On June 3, twenty people from five Baltimore area churches traveled to the province of San Pedro de Macorís in the Dominican Republic to spend 6 days together with Dominican Christians in mission. Lansdowne UMC was represented by myself, as well as Greg and Kathy Brown. With the hope of providing a more full presentation later in the summer, I’d like to offer a few reflections on the week.

“How was your trip?” It’s a question that each team member encounters upon returning home. It’s almost always asked by caring individuals who, in addition to wanting to welcome us home, are genuine in their desire to hear about the mission. I confess that I have struggled to answer this question every year of the 10 years that I’ve traveled to the “DR,” simply because of the complexities of our experience. The trip can be truly overwhelming physically, emotionally, and spiritually. For this reason, beginning in the middle of our week in the DR, as a team we begin to think about how we’ll answer the question upon returning. My favorite response was by a college student who came on the trip for the first time last year. She said, “It was great! I cried every day.” Although a lot of explaining is still necessary, this response captures the paradoxical essence of the trip.

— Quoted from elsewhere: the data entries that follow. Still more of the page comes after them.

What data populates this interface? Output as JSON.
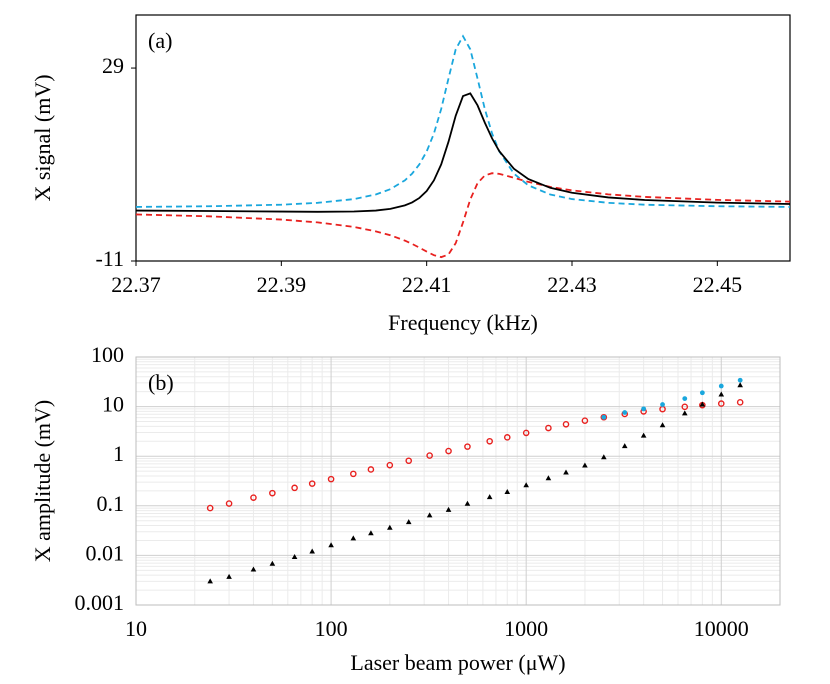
{
  "chart_data": [
    {
      "type": "line",
      "annotation": "(a)",
      "xlabel": "Frequency (kHz)",
      "ylabel": "X signal (mV)",
      "xlim": [
        22.37,
        22.46
      ],
      "xticks": [
        22.37,
        22.39,
        22.41,
        22.43,
        22.45
      ],
      "ylim": [
        -11,
        40
      ],
      "yticks": [
        -11,
        29
      ],
      "grid": false,
      "log_x": false,
      "log_y": false,
      "x": [
        22.37,
        22.38,
        22.39,
        22.395,
        22.4,
        22.403,
        22.405,
        22.407,
        22.408,
        22.409,
        22.41,
        22.411,
        22.412,
        22.413,
        22.414,
        22.415,
        22.416,
        22.417,
        22.418,
        22.419,
        22.42,
        22.422,
        22.424,
        22.427,
        22.43,
        22.435,
        22.44,
        22.45,
        22.46
      ],
      "series": [
        {
          "color": "#1aa7dd",
          "style": "dashed",
          "values": [
            0.21,
            0.35,
            0.67,
            1.06,
            1.84,
            2.79,
            3.89,
            5.72,
            7.12,
            9.04,
            11.71,
            15.44,
            20.52,
            26.83,
            32.9,
            35.6,
            32.9,
            26.83,
            20.52,
            15.44,
            11.71,
            7.12,
            4.68,
            2.79,
            1.84,
            1.06,
            0.67,
            0.35,
            0.21
          ]
        },
        {
          "color": "#e8211f",
          "style": "dashed",
          "values": [
            -1.35,
            -1.73,
            -2.41,
            -3.0,
            -3.94,
            -4.85,
            -5.66,
            -6.77,
            -7.46,
            -8.23,
            -9.04,
            -9.8,
            -10.2,
            -9.65,
            -7.3,
            -3.0,
            1.75,
            5.13,
            6.74,
            7.2,
            7.07,
            6.26,
            5.39,
            4.37,
            3.64,
            2.82,
            2.29,
            1.67,
            1.31
          ]
        },
        {
          "color": "#000000",
          "style": "solid",
          "values": [
            -0.54,
            -0.64,
            -0.75,
            -0.8,
            -0.74,
            -0.54,
            -0.19,
            0.53,
            1.14,
            2.07,
            3.51,
            5.72,
            9.03,
            13.71,
            19.13,
            23.2,
            23.75,
            21.27,
            17.69,
            14.42,
            11.75,
            8.14,
            5.99,
            4.18,
            3.14,
            2.18,
            1.65,
            1.1,
            0.82
          ]
        }
      ]
    },
    {
      "type": "scatter",
      "annotation": "(b)",
      "xlabel": "Laser beam power (μW)",
      "ylabel": "X amplitude (mV)",
      "xlim": [
        10,
        20000
      ],
      "xticks": [
        10,
        100,
        1000,
        10000
      ],
      "ylim": [
        0.001,
        100
      ],
      "yticks": [
        0.001,
        0.01,
        0.1,
        1,
        10,
        100
      ],
      "grid": true,
      "minor_grid": true,
      "log_x": true,
      "log_y": true,
      "series": [
        {
          "color": "#e8211f",
          "marker": "circle",
          "x": [
            24,
            30,
            40,
            50,
            65,
            80,
            100,
            130,
            160,
            200,
            250,
            320,
            400,
            500,
            650,
            800,
            1000,
            1300,
            1600,
            2000,
            2500,
            3200,
            4000,
            5000,
            6500,
            8000,
            10000,
            12500
          ],
          "values": [
            0.09,
            0.111,
            0.146,
            0.18,
            0.23,
            0.28,
            0.345,
            0.44,
            0.54,
            0.66,
            0.81,
            1.03,
            1.27,
            1.56,
            2.0,
            2.4,
            2.95,
            3.7,
            4.4,
            5.2,
            6.1,
            7.1,
            8.0,
            8.9,
            9.9,
            10.7,
            11.5,
            12.2
          ]
        },
        {
          "color": "#1aa7dd",
          "marker": "dot",
          "x": [
            2500,
            3200,
            4000,
            5000,
            6500,
            8000,
            10000,
            12500
          ],
          "values": [
            6.1,
            7.6,
            9.0,
            11,
            14.5,
            19,
            26,
            34
          ]
        },
        {
          "color": "#000000",
          "marker": "triangle",
          "x": [
            24,
            30,
            40,
            50,
            65,
            80,
            100,
            130,
            160,
            200,
            250,
            320,
            400,
            500,
            650,
            800,
            1000,
            1300,
            1600,
            2000,
            2500,
            3200,
            4000,
            5000,
            6500,
            8000,
            10000,
            12500
          ],
          "values": [
            0.003,
            0.0037,
            0.0052,
            0.0068,
            0.0093,
            0.012,
            0.016,
            0.022,
            0.028,
            0.036,
            0.047,
            0.064,
            0.083,
            0.11,
            0.15,
            0.19,
            0.26,
            0.36,
            0.47,
            0.65,
            0.95,
            1.6,
            2.6,
            4.2,
            7.3,
            11,
            17.5,
            27
          ]
        }
      ]
    }
  ]
}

“It was great…” There are some ways in which the trip was (and tends to be) overwhelmingly good. Despite the pressures we encounter– the heat, the long days, and the language barrier, to name a few– year after year I see people rising to the challenges of corralling Dominican children, or conducting a medical clinic in a 90 degree heat that is very much not a “dry heat.” Then there are the friendships that form, not just among the Americans, although that is a wonderful thing, but also between us and the “other half” of our mission team– those Dominican Christians without whom we could hardly do anything of value. With the help of our friends, though, we are able to do some really phenomenal work. We organized and conducted medical clinics around some of the poorest areas of the province. We ministered to hundreds of children, fed hundreds of families, and provided dozens of beds for people in need.

A donated bed being taken into the home of a Dominican sugarcane cutter.

The “greatness” of the trip also extends into the spiritual. The faith and faithfulness of our Dominican Christian friends is both moving and challenging. When they pray, a bystander wouldn’t be far from the truth to think that they won’t stop praying until God gives them what they ask for. They approach their Christian service with a deep humility, which extends to all their interactions with others. Go to spend the night in one of their houses, as some of us have had the opportunity to do in the past, and you may awake in the morning to find that while you’ve slept on a comfortable mattress, your host has slept on a tile floor.

“I cried every day.” It’s disturbing to see the level of poverty that we see in the Dominican Republic. How is it that I take for granted that I can turn on my faucet and get clean, drinkable water, when many of the people we serve in the DR only have access to water that makes them sick? How is it that it seems like a real trial for me to have a late meal, when many of the friends that we make in the Dominican Republic typically only eat one meal of rice and beans a day? How is it that my family can grow up in relative safety and security, when virtually everyone I know in the DR has lost a family member either to violence or a motor vehicle accident? These are the questions that I wrestle with. These are the questions that make me cry.

And then there is the ultimate question that the trip brings: in light of everything I’ve experienced, how do I need to change? I am still figuring that out. God isn’t finished using this year’s trip to change my heart. I can say for certain, however, that I’ve been spurred on to greater generosity. How could I not be when the needs are so desperate?

There is desperation here in the U.S., to be sure. Yes, the poverty in the DR tends to be more extreme, but that doesn’t make the severe poverty closer to home ok. That’s part of why I feel so blessed to be part of a church that is committed to serving people around us who are in need.

Yet I can’t help but ask myself, can’t we do more? Can’t I do more? (Aren’t these the questions we each need to keep on asking ourselves?). The needs around us are so great. Maybe our life as a church needs to take on a bit more of that paradoxical essence of mission that we find in the DR. When we’re confronted with the tension between the great work we’re already doing and all of deep needs that are remaining, perhaps we too will land at that place where we’ll say of our shared ministry, “it’s great! I cry every day.”